March 13 (Reuters) - The following are the top stories on the business pages of British newspapers. Reuters has not verified these stories and does not vouch for their accuracy.
SCRAPPING 40 PCT RATE COULD BE ‘ICONIC’ TORY PLEDGE, NO 10 POLICY ADVISER SAYS
The Conservatives should consider scrapping the 40 percent higher rate of income tax as an “iconic” pledge to help win voters, a Number 10 policy adviser has said.
Opec has upgraded its forecast for world oil demand, raising the prospect of higher petrol prices ahead of next week’s Budget.
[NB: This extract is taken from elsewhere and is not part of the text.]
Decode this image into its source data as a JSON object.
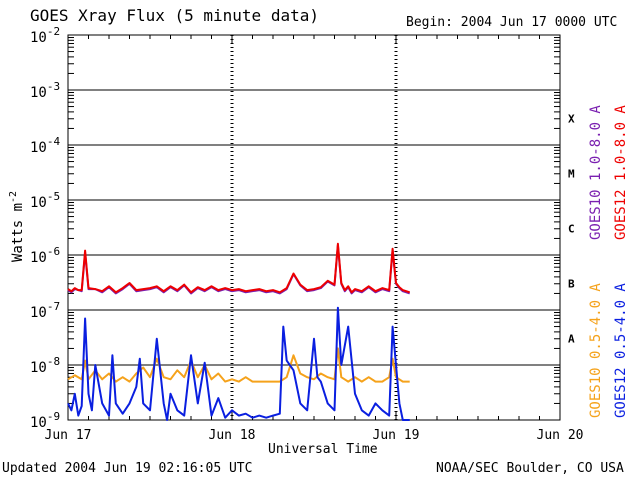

BANK OF ENGLAND CALLS IN LEADING QC TO INVESTIGATE FOREX-RIGGING CLAIMS
The Bank of England has called in one of the most respected figures in the legal world, Anthony Grabiner QC, to investigate allegations that some of its staff may have been involved in manipulating the 3 trillion pound-a-day foreign exchange markets for almost 10 years.
BRITISH R&D SPENDING DOWN DESPITE GOVERNMENT’S INNOVATION STRATEGY
Britain spent less as a proportion of national income on research and development than the rest of the European Union in 2012 despite the government’s apparent innovation push to boost growth.
INVESTORS DEMAND SCALP OF BARCLAYS BONUS-SETTING CHIEF
Investors who control hundreds of millions of pounds of Barclays shares are poised to vote to oust Sir John Sunderland, head of the board’s remuneration committee.
COPPER PRICE SLUMP PUTS CHINA ON ITS METTLE AFTER BOND DEFAULT
Global commodity prices were shaken in recent days after China’s first corporate bond default, with the red metal suffering the brunt of the selling spree. The scale of the sell-off reveals the depth of concerns over China’s shaky credit markets, analysts said.
UK executives at the games studio behind Candy Crush Saga are set to make millions more than initially thought from the company’s stock market listing, after the developer was valued at up to $7.56 billion (4.55 billion pound) on Wednesday.
G4S AGREES TO PAY 109 MILLION POUND OVER ELECTRONIC TAGGING SCANDAL
G4S has agreed to pay nearly 110 million pound back to the taxpayer following a scandal in which it charged for the monitoring of non-existent electronic tags, including some which had been assigned to dead offenders.